Philosophes (Les)

Auteur(s)

Année de composition

1793

Genre poétique

Description

Alexandrins en rimes plates

Texte

Fontenelle, illustrant Vandale et ses oracles,
Du siècle, qu'il ouvrit, prépara les miracles.
Voltaire, plus hardi, déchire le rideau ;
Des superstitions fait tomber le bandeau ;
Accoutume le peuple, instruit par ses ouvrages
À bafouer l'Église, à révérer les sages,
À raisonner de tout ; et sur l'égalité,
Pose les fondements de notre liberté.

Diderot, rugissant au donjon de Vincennes,
Y jura sur ses fers, aliments de la haine,
De chercher des vengeurs, et d'éteindre à la fois
Les foudres du pontife et la race des rois.
Et tandis que Franklin, dans une autre atmosphère,
Allait ravir aux dieux les secrets du tonnerre,
Le fils d'un coutelier, une plume à la main,
Changeait, dans son taudis, le sort du genre humain.
De là, ce monument trop imparfait sans doute.
Mais l'artiste triomphe. Il a frayé la route ;
Et plus heureux que lui, ses nombreux successeurs
N'iront plus émousser les ciseaux des censeurs.

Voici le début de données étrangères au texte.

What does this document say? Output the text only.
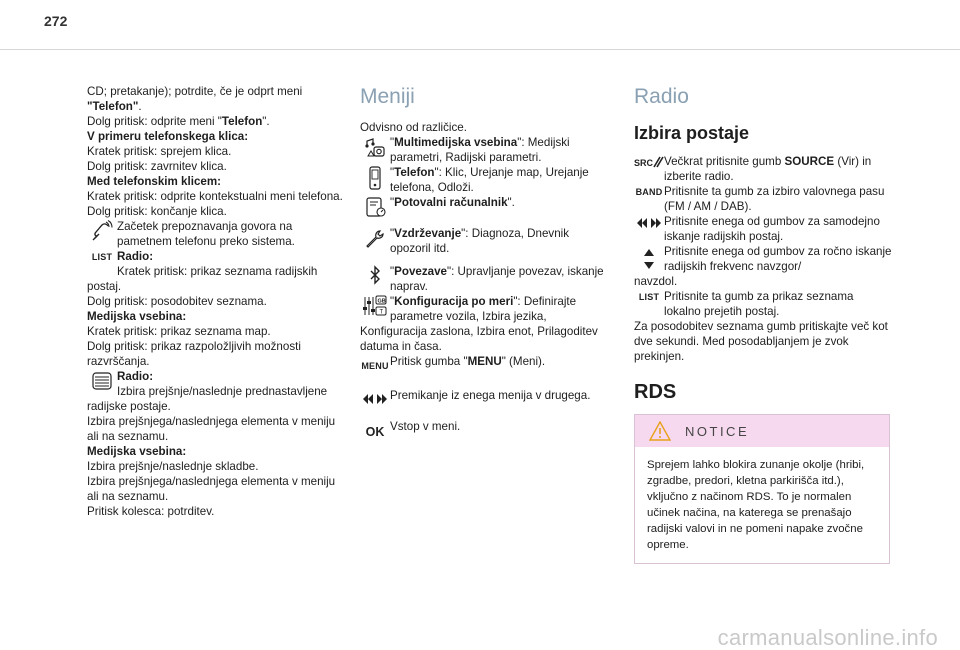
272

CD; pretakanje); potrdite, če je odprt meni "Telefon".

Dolg pritisk: odprite meni "Telefon".

V primeru telefonskega klica:

Kratek pritisk: sprejem klica.

Dolg pritisk: zavrnitev klica.

Med telefonskim klicem:

Kratek pritisk: odprite kontekstualni meni telefona.

Dolg pritisk: končanje klica.

Začetek prepoznavanja govora na pametnem telefonu preko sistema.
LIST Radio:

Kratek pritisk: prikaz seznama radijskih

postaj.

Dolg pritisk: posodobitev seznama.

Medijska vsebina:

Kratek pritisk: prikaz seznama map.

Dolg pritisk: prikaz razpoložljivih možnosti razvrščanja.

Radio:

Izbira prejšnje/naslednje prednastavljene

radijske postaje.

Izbira prejšnjega/naslednjega elementa v meniju ali na seznamu.

Medijska vsebina:

Izbira prejšnje/naslednje skladbe.

Izbira prejšnjega/naslednjega elementa v meniju ali na seznamu.

Pritisk kolesca: potrditev.

Meniji

Odvisno od različice.

"Multimedijska vsebina": Medijski parametri, Radijski parametri.
"Telefon": Klic, Urejanje map, Urejanje telefona, Odloži.
"Potovalni računalnik".
"Vzdrževanje": Diagnoza, Dnevnik opozoril itd.
"Povezave": Upravljanje povezav, iskanje naprav.
GB
T
"Konfiguracija po meri": Definirajte parametre vozila, Izbira jezika,

Konfiguracija zaslona, Izbira enot, Prilagoditev datuma in časa.

MENU Pritisk gumba "MENU" (Meni).
Premikanje iz enega menija v drugega.
OK Vstop v meni.
Radio
Izbira postaje
SRC Večkrat pritisnite gumb SOURCE (Vir) in izberite radio.
BAND Pritisnite ta gumb za izbiro valovnega pasu (FM / AM / DAB).
Pritisnite enega od gumbov za samodejno iskanje radijskih postaj.
Pritisnite enega od gumbov za ročno iskanje radijskih frekvenc navzgor/

navzdol.

LIST Pritisnite ta gumb za prikaz seznama lokalno prejetih postaj.

Za posodobitev seznama gumb pritiskajte več kot dve sekundi. Med posodabljanjem je zvok prekinjen.

RDS
NOTICE
Sprejem lahko blokira zunanje okolje (hribi, zgradbe, predori, kletna parkirišča itd.), vključno z načinom RDS. To je normalen učinek načina, na katerega se prenašajo radijski valovi in ne pomeni napake zvočne opreme.
carmanualsonline.info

Rousseau vient. Le malheur fut sa première école
Formé, dans le silence, à l'art de la parole,
Il sortit, tout à coup, de son obscurité.
La lumière, à grands flots, jaillit de tout côté.
L'homme courbé se lève en secouant ses chaînes.
Il aperçoit le jour qui va finir ses peines ;
Et, les bras étendus vers son libérateur,
Croit voir descendre encor l'esprit consolateur.

Mably, sans rhétorique et non pas sans génie,
N'arma que la raison contre la tyrannie,
Né pour l'indépendance, il aperçut l'écueil
Où devait se briser le luxe de l'orgueil :
Embrassa l'âpreté des mœurs républicaines :
Nous montra Phocion condamné dans Athènes,
Mais libre, mais vengé par sa postérité,
Et puisant dans la mort son immortalité.

 
 

Sources

Almanach des Muses de 1794, ou Choix des poésies fugitives de 1793, Paris, Delalain, an II, p. 165-166.